In confronto ad altre economie avanzate e rispetto agli esempi storici di riprese post crisi finanziarie pur di norma lente e fragili, la ripresa dell'UE appare debole. Nel corso del periodo oggetto delle previsioni, la domanda interna dovrebbe beneficiare sempre più della politica monetaria molto accomodante, dei progressi compiuti nel ridurre gli oneri del debito privato e dell'orientamento di bilancio globalmente neutro. Gli investimenti privati dovrebbero recuperare gradualmente, anche grazie al miglioramento delle prospettive sul versante della domanda e degli effetti di recupero, sebbene inizialmente le ampie capacità inutilizzate agiranno da freno. I consumi privati dovrebbero aumentare leggermente nel 2015 e 2016, sostenuti dal basso livello dei prezzi delle materie prime e dall'aumento dei redditi disponibili parallelo al graduale miglioramento del mercato del lavoro. Il consumo pubblico dovrebbe contribuire in misura marginale alla crescita. Sullo sfondo di una moderata espansione del commercio mondiale, le esportazioni nette contribuiranno probabilmente solo in misura limitata alla crescita del PIL nei prossimi anni.

Solo un lento miglioramento delle condizioni del mercato del lavoro

La creazione di posti di lavoro è stata modesta e i tassi di disoccupazione sono leggermente diminuiti partendo tuttavia da livelli alti. Poiché la crescita economica dovrebbe acquisire vigore gradualmente, verso la fine del periodo oggetto delle previsioni dovrebbero verificarsi miglioramenti più significativi del mercato del lavoro.
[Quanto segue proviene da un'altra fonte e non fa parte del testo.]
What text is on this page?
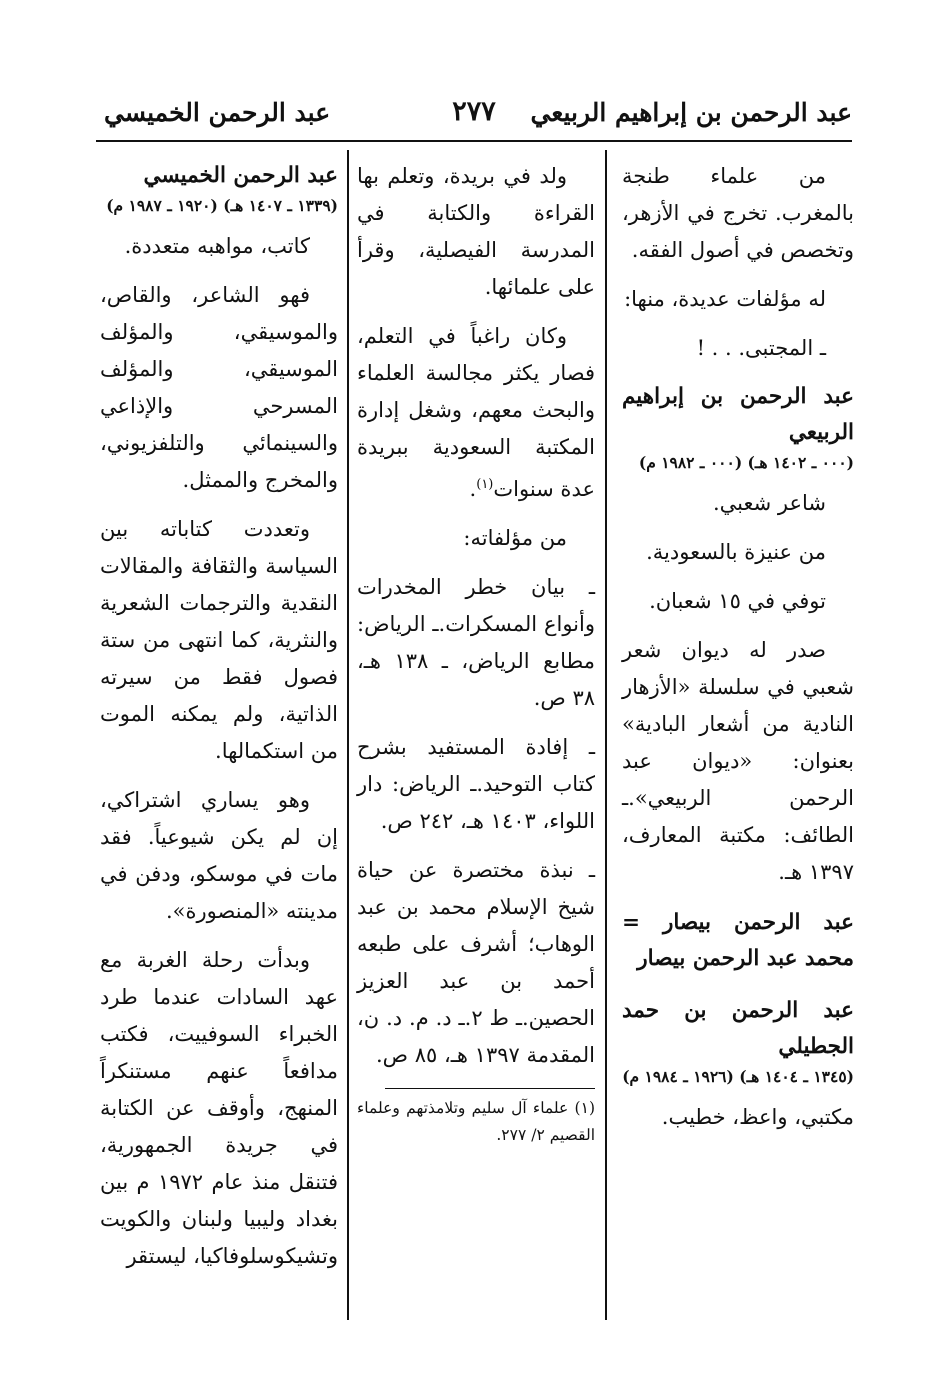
عبد الرحمن بن إبراهيم الربيعي
٢٧٧
عبد الرحمن الخميسي

من علماء طنجة بالمغرب. تخرج في الأزهر، وتخصص في أصول الفقه.

له مؤلفات عديدة، منها:

ـ المجتبى. . . !

عبد الرحمن بن إبراهيم الربيعي
(٠٠٠ ـ ١٤٠٢ هـ) (٠٠٠ ـ ١٩٨٢ م)

شاعر شعبي.

من عنيزة بالسعودية.

توفي في ١٥ شعبان.

صدر له ديوان شعر شعبي في سلسلة «الأزهار النادية من أشعار البادية» بعنوان: «ديوان عبد الرحمن الربيعي».ـ الطائف: مكتبة المعارف، ١٣٩٧ هـ.

عبد الرحمن بيصار = محمد عبد الرحمن بيصار
عبد الرحمن بن حمد الجطيلي
(١٣٤٥ ـ ١٤٠٤ هـ) (١٩٢٦ ـ ١٩٨٤ م)

مكتبي، واعظ، خطيب.

ولد في بريدة، وتعلم بها القراءة والكتابة في المدرسة الفيصلية، وقرأ على علمائها.

وكان راغباً في التعلم، فصار يكثر مجالسة العلماء والبحث معهم، وشغل إدارة المكتبة السعودية ببريدة عدة سنوات$^{(١)}$.

من مؤلفاته:

ـ بيان خطر المخدرات وأنواع المسكرات.ـ الرياض: مطابع الرياض، ـ ١٣٨ هـ، ٣٨ ص.

ـ إفادة المستفيد بشرح كتاب التوحيد.ـ الرياض: دار اللواء، ١٤٠٣ هـ، ٢٤٢ ص.

ـ نبذة مختصرة عن حياة شيخ الإسلام محمد بن عبد الوهاب؛ أشرف على طبعه أحمد بن عبد العزيز الحصين.ـ ط ٢.ـ د. م. د. ن، المقدمة ١٣٩٧ هـ، ٨٥ ص.

(١) علماء آل سليم وتلامذتهم وعلماء القصيم ٢/ ٢٧٧.
عبد الرحمن الخميسي
(١٣٣٩ ـ ١٤٠٧ هـ) (١٩٢٠ ـ ١٩٨٧ م)

كاتب، مواهبه متعددة.

فهو الشاعر، والقاص، والموسيقي، والمؤلف الموسيقي، والمؤلف المسرحي والإذاعي والسينمائي والتلفزيوني، والمخرج والممثل.

وتعددت كتاباته بين السياسة والثقافة والمقالات النقدية والترجمات الشعرية والنثرية، كما انتهى من ستة فصول فقط من سيرته الذاتية، ولم يمكنه الموت من استكمالها.

وهو يساري اشتراكي، إن لم يكن شيوعياً. فقد مات في موسكو، ودفن في مدينته «المنصورة».

وبدأت رحلة الغربة مع عهد السادات عندما طرد الخبراء السوفييت، فكتب مدافعاً عنهم مستنكراً المنهج، وأوقف عن الكتابة في جريدة الجمهورية، فتنقل منذ عام ١٩٧٢ م بين بغداد وليبيا ولبنان والكويت وتشيكوسلوفاكيا، ليستقر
Nel 2016 il tasso di disoccupazione dovrebbe scendere al 9,5% nell'UE e al 10,8% nella zona euro.

Nel 2014, sulla spinta del calo dei prezzi delle materie prime e del sostanziale rallentamento dell'economia, la tendenza al calo dell'inflazione è proseguita negli Stati membri dell'UE. L'inflazione dovrebbe restare molto bassa nel 2014. Parallelamente al graduale rafforzamento dell'attività economica e all'incremento dei salari, l'inflazione dovrebbe salire, anche grazie al recente deprezzamento dell'euro. Nell'UE, secondo le proiezioni, l'inflazione dovrebbe attestarsi allo 0,6% nel 2014, all'1,0% nel 2015 e all'1,6% nel 2016. Nella zona euro, l'inflazione IAPC (Indice armonizzato dei prezzi al consumo) è prevista allo 0,5% quest'anno e allo 0,8% nel 2015, prima di salire all'1,5% nel 2016.

La riduzione dei disavanzi pubblici continuerà. I rapporti disavanzo/PIL sia nell'UE che nella zona euro dovrebbero diminuire ulteriormente quest'anno, seppure più lentamente che nel 2013, fino a scendere rispettivamente al 3,0% e al 2,6%. I disavanzi pubblici dovrebbero continuare a diminuire nel corso dei prossimi due anni, sull'onda di un rafforzamento dell'attività economica. L'orientamento della politica di bilancio dovrebbe essere pressoché neutro nel 2014 e nel 2015. I rapporti debito/PIL dell'UE e della zona euro dovrebbero registrare il prossimo anno un picco rispettivamente dell'88,3% e del 94,8% (secondo la definizione del Sistema di conti europeo 2010).

Sulle previsioni permangono rischi di una revisione negativa

I rischi al ribasso per le prospettive di crescita continuano a dominare a causa delle tensioni geopolitiche, della fragilità dei mercati finanziari e del rischio di incompleta attuazione delle riforme strutturali. I rischi riguardanti le previsioni in materia di inflazione nel complesso si compensano.